FLIP photograph from the ONR archives. |
The research vessel FLIP, or Floating Instrument Platform, will be celebrating its 50th year of operation June 29th and I will be covering the ceremony, but more importantly, I will get a chance to photograph FLIP doing its thing at sea the next day. Now it probably won't be the most interesting thing I've photographed in the past eight years, or even the most technically challenging, however, I have always thought that FLIP was really cool.
I came close on two previous occasions to photograph this one-of-a-kind 355-foot research vessel, owned by ONR and administered and operated by the Marine Physical Laboratory at Scripps Institution of Oceanography at University of California, but both times plans changed or missions were scrubbed.
So when this opportunity arose, I made sure that I was included. One big decision needed to be made though. Would I ride aboard FLIP or with the VIPs aboard the tugboat Diana G. where I would get the best view of FLIP, well actually flipping? Tough decision, but only because I really wanted to be aboard FLIP. In the end it really seemed to be a no-brainer to ride aboard the viewing vessel if it was photos I needed.

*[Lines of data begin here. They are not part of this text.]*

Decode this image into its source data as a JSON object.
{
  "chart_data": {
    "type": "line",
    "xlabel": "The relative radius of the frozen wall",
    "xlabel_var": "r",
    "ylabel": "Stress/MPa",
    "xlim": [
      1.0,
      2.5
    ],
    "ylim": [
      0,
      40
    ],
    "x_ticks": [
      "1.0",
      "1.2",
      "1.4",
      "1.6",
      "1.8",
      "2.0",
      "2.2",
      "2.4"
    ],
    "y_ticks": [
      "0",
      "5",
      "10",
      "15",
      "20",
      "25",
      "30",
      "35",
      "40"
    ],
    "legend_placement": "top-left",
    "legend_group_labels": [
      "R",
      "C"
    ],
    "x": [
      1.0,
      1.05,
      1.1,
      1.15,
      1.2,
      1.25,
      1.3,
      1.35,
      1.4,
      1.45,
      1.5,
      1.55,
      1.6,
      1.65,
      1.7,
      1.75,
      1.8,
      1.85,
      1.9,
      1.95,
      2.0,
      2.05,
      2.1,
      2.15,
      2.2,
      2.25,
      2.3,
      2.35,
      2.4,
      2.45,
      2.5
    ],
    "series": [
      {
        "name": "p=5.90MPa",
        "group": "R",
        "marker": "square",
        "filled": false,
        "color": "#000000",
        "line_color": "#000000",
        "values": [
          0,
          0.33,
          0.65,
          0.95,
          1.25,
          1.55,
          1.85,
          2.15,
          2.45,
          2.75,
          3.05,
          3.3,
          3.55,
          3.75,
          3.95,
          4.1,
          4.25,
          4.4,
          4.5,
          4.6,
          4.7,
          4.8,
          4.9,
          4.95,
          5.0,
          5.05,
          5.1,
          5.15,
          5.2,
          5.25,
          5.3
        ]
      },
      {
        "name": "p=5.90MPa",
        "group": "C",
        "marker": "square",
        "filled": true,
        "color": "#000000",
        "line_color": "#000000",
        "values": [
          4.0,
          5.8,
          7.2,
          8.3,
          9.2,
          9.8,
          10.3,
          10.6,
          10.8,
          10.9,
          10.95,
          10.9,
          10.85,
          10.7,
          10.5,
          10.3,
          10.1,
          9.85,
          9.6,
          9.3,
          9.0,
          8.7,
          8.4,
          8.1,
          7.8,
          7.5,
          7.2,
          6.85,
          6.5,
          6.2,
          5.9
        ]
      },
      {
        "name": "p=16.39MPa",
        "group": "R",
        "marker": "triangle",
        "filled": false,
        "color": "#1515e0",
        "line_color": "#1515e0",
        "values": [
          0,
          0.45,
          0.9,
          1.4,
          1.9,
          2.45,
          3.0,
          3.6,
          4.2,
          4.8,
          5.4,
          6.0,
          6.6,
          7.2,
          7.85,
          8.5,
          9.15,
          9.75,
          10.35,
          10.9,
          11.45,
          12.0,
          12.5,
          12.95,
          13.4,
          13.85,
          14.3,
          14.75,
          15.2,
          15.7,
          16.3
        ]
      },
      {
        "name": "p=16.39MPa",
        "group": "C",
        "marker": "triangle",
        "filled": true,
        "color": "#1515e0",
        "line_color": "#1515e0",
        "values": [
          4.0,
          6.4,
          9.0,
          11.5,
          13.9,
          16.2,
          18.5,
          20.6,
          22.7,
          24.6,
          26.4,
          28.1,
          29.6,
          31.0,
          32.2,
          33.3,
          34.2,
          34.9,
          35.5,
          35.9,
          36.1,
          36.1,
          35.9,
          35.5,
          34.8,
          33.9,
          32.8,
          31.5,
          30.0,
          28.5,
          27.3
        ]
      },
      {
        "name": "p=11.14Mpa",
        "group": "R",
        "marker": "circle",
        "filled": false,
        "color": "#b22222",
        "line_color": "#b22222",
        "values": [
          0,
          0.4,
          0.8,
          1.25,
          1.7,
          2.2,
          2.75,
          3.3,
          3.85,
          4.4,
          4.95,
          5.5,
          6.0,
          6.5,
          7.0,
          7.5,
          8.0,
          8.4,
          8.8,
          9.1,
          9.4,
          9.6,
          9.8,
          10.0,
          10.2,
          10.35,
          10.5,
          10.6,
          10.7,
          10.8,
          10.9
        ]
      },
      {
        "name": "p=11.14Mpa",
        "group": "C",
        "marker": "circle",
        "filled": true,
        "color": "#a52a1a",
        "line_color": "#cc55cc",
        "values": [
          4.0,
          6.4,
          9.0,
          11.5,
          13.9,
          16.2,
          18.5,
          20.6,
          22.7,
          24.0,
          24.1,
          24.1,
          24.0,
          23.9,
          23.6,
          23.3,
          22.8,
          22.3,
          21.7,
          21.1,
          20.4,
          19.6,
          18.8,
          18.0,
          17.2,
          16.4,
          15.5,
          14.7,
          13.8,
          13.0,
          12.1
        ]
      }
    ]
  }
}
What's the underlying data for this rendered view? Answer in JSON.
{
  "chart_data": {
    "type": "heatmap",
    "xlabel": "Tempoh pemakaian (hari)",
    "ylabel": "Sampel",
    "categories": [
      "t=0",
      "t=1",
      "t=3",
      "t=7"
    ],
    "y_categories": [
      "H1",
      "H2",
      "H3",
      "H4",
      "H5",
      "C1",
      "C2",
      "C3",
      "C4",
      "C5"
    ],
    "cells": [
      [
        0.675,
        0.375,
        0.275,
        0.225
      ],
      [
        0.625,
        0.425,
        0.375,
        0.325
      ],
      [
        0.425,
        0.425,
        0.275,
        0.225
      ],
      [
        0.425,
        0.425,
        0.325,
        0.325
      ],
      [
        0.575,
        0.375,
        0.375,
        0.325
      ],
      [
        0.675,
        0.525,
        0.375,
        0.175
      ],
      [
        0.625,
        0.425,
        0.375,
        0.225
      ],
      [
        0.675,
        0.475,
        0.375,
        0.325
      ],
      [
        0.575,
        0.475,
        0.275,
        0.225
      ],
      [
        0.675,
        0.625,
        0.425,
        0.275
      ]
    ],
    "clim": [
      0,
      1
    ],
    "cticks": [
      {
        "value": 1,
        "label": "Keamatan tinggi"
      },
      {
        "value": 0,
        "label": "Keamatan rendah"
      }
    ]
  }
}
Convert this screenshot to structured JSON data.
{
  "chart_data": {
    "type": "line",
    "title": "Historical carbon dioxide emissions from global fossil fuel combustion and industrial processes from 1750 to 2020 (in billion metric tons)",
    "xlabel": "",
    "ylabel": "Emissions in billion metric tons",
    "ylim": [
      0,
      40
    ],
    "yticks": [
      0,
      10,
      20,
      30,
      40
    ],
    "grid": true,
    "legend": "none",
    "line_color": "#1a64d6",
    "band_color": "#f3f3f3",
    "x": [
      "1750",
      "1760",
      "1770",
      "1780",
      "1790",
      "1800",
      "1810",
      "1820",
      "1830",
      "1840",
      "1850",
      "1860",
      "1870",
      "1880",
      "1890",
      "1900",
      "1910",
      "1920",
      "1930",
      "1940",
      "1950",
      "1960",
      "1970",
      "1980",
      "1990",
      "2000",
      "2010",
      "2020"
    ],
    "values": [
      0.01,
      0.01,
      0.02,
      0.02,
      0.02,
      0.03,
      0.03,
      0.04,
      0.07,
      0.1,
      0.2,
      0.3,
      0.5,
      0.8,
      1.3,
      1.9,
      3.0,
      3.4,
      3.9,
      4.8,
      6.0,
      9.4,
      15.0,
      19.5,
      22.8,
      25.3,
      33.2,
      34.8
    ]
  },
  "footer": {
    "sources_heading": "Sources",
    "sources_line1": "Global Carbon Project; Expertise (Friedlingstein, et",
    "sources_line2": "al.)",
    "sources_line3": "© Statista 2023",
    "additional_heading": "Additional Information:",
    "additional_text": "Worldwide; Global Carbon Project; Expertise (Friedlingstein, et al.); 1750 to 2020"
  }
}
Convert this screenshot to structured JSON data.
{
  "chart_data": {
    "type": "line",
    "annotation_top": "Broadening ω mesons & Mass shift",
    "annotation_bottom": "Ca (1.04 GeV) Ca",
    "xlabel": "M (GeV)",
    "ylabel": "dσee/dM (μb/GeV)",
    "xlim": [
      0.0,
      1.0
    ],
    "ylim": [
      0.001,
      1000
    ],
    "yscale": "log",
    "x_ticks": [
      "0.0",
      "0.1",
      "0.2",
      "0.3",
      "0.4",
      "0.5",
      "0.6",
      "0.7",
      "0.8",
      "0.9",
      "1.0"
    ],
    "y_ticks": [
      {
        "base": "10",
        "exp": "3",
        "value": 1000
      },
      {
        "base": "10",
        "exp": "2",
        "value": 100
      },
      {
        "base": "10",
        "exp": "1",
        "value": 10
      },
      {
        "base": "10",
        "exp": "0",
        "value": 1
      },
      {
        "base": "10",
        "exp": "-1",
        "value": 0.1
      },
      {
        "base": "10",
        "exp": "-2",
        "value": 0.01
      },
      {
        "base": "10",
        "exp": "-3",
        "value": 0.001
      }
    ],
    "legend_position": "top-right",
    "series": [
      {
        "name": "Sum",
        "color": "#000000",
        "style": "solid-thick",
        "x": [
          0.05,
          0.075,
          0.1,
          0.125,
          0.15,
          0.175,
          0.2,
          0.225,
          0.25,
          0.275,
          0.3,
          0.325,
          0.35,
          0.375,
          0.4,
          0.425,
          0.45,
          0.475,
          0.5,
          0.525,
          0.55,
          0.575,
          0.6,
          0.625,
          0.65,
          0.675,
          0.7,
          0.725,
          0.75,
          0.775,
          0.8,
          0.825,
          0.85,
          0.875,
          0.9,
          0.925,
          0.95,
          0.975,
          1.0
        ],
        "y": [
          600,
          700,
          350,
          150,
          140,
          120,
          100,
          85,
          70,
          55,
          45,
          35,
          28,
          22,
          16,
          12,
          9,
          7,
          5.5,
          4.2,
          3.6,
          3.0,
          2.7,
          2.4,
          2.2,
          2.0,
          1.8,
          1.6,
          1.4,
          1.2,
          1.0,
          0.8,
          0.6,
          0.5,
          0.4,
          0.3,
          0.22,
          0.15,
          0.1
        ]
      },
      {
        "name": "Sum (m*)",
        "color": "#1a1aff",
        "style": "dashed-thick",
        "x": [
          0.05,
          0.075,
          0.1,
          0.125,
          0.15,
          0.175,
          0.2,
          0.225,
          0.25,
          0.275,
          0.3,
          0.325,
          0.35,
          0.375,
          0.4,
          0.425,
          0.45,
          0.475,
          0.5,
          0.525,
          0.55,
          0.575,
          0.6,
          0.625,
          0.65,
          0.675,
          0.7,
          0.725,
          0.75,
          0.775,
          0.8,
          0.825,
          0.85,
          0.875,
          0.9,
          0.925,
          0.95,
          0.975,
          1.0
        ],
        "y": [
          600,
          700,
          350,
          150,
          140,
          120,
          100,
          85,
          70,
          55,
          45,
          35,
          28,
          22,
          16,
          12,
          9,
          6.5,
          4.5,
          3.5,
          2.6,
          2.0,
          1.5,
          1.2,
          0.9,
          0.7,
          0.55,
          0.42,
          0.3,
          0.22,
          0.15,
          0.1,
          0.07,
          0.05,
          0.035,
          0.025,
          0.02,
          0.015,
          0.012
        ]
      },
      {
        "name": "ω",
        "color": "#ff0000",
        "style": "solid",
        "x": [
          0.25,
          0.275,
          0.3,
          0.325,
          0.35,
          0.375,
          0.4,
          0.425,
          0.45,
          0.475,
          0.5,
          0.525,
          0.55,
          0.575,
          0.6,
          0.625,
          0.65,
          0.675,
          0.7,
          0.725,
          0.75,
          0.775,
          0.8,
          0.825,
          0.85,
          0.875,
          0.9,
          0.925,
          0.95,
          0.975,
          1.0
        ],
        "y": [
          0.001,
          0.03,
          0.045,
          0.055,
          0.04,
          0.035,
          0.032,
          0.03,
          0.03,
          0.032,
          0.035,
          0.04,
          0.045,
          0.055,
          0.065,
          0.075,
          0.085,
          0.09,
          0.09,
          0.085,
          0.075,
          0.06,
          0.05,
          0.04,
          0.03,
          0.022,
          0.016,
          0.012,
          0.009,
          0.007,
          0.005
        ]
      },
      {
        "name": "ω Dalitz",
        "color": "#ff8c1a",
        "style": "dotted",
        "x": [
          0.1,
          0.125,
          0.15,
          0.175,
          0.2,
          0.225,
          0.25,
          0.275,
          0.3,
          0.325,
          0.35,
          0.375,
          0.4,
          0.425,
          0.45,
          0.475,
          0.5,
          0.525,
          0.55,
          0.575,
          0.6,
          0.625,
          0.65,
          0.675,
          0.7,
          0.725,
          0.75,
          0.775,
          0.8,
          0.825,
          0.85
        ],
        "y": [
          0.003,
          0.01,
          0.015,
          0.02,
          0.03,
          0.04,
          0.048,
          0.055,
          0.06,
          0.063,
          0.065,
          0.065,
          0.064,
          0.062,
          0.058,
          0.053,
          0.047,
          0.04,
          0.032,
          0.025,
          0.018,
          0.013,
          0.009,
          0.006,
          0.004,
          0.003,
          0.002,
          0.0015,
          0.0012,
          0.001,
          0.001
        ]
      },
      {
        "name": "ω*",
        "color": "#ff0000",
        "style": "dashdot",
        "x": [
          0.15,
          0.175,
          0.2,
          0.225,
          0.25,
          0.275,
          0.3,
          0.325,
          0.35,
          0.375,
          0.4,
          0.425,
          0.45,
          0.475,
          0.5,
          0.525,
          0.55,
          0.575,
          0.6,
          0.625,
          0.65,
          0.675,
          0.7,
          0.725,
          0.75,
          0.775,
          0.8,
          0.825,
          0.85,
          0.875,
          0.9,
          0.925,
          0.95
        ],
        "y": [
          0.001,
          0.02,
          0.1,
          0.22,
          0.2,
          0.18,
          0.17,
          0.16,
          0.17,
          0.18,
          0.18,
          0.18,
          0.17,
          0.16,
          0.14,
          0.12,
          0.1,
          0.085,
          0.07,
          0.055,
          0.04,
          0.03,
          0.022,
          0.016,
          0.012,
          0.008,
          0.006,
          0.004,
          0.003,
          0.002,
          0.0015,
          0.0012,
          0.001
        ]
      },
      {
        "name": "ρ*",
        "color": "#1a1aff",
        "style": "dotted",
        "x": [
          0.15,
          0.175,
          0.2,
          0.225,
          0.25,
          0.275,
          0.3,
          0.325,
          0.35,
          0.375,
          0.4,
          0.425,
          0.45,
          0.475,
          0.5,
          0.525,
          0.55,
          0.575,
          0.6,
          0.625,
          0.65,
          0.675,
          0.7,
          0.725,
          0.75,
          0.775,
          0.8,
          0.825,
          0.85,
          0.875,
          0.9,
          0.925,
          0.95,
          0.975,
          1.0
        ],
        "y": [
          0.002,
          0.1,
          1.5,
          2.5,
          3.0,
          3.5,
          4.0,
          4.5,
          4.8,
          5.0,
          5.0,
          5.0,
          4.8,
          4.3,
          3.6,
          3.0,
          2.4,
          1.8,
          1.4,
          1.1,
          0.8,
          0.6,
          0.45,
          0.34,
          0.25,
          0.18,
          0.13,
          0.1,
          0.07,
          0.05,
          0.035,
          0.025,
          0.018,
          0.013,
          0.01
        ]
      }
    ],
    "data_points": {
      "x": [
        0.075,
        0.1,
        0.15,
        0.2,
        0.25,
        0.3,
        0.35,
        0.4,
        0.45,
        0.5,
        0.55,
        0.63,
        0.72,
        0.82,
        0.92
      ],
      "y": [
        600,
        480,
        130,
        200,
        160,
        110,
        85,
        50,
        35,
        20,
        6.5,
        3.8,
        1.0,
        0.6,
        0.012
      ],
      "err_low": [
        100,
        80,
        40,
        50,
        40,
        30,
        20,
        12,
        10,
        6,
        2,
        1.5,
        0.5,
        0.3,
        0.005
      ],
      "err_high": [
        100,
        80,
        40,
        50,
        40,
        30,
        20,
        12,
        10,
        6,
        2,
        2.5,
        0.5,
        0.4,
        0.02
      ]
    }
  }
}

At least I thought it was a no-brainer. In a staff meeting this week I was briefing the upcoming assignment when a co-workier asked if there weren't already a million photos of FLIP from the perspective that I would be shooting from. That really made me think and the more I thought about it the more it troubled me because she was right. What would be different about my photos? Could I have done something really creative and different if I had made the decision to ride aboard FLIP?
Too late to change my decision, which brings me to the title of this post. It will be my personal challenge to bring back something different that nobody has seen from a vantage point that many have shot from. I'll get all the standard "beauty shots," but I will really be looking around the edges to get something very different. My goal will be to return from this assignment and show that even if hundreds have photographed something before, I can produce something just a little different.